In a post last spring on their Knowledge blog, Peter Fader, a Wharton marketing professor and co-director of the Wharton Customer Analytics Initiative explained; “Any company that doesn’t have a bricks-and-mortar presence, or at least have it in the planning stages, is making a big mistake,” he says. “It’s vitally important for retailers to be everywhere a customer wants them to be. The key to success for almost any retailer is to have a big base.”
What’s more, many retail categories beg for customers to touch, feel and experience their product before they purchase it. Think of that super soft sweater you had to have after feeling it on the rack or being able to ride that mountain bike through a mini course in the store.

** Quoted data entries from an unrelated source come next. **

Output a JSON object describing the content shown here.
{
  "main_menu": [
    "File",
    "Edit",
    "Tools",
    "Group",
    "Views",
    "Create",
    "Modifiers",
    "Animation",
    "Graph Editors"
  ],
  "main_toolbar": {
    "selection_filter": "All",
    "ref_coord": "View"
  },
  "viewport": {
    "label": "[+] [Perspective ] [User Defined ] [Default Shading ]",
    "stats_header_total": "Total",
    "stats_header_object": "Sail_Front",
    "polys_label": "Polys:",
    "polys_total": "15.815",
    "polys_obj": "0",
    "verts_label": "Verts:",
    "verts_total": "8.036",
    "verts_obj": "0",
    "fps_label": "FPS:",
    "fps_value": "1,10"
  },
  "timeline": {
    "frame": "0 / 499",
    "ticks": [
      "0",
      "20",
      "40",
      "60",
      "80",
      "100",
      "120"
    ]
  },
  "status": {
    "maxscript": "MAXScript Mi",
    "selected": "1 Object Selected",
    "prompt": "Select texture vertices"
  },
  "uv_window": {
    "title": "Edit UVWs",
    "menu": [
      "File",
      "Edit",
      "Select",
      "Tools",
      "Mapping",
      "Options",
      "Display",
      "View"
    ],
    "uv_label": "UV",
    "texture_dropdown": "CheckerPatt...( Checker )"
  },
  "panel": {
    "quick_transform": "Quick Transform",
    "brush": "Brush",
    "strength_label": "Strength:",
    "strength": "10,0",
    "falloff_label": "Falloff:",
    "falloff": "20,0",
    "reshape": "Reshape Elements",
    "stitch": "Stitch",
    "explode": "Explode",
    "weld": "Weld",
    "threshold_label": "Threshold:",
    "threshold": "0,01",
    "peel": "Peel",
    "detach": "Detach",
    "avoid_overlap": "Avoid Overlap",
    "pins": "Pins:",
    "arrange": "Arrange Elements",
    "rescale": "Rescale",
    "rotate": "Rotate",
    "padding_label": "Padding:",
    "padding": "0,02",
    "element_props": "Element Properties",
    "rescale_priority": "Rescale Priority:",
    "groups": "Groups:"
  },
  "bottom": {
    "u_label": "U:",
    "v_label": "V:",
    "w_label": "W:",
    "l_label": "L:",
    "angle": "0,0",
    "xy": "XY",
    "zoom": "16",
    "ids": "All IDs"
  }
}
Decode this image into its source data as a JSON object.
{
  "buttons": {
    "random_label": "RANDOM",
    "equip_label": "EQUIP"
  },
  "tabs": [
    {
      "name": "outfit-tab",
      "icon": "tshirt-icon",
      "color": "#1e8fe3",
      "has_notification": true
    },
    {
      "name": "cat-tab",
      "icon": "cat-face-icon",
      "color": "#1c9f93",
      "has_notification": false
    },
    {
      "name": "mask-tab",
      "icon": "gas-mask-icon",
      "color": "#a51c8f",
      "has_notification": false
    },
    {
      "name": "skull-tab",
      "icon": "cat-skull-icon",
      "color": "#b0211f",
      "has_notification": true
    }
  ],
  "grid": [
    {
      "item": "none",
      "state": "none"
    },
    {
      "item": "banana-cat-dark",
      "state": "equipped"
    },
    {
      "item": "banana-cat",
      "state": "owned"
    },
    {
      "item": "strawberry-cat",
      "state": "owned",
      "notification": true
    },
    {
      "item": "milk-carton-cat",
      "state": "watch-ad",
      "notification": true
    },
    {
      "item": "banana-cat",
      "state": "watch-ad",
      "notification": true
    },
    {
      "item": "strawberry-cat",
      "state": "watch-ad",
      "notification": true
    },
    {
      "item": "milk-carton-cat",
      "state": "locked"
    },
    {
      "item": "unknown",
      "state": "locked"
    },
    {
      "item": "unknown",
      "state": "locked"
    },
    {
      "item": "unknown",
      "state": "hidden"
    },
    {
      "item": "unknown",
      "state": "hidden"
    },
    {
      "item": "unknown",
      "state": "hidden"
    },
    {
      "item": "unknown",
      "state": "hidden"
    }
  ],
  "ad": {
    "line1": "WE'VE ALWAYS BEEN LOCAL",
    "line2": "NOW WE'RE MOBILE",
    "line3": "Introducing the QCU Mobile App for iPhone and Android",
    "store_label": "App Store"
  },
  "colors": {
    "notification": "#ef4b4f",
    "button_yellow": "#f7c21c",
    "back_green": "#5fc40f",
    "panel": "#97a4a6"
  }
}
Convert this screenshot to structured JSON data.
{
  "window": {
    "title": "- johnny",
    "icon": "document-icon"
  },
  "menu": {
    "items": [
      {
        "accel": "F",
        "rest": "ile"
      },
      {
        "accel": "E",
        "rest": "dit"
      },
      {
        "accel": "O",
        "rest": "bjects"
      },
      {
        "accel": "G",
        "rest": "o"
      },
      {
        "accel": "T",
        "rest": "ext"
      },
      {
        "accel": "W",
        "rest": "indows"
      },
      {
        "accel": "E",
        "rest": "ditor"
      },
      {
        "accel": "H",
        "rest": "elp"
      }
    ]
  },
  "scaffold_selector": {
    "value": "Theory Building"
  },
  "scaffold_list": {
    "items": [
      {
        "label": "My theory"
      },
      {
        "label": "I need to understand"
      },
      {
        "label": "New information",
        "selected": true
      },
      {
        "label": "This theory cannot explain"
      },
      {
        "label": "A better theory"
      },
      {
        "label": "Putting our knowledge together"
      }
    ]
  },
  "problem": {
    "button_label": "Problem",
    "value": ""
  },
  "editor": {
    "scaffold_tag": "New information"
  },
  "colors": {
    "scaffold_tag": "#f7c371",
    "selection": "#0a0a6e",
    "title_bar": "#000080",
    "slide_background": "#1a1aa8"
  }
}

The brick-and-mortar experience is the most immersive and powerful customer touchpoint brands have. It is more than a place to acquire merchandise — it is a place that enriches customers lives. And the power of the retail experience means that it can have an outsized impact on consumer’s perception of your brand and your service.
The financial value of brick-and-mortar in an omni-channel world is underestimated. Brick-and-mortar is still where the vast majority of transactions happen, (to the tune of 90%) and store transactions are generally significantly more profitable than those performed online.
What does this all mean?
Customers are everywhere. They are online, they are in your store, they are online while they are in your store. They post, snap, tweet, ‘gram, like, swipe right. The key for retailers is to be present where their customers are. There is no perfect mix of the above, it is unique for each retailer and the onus is on them to figure out what is right for their brand.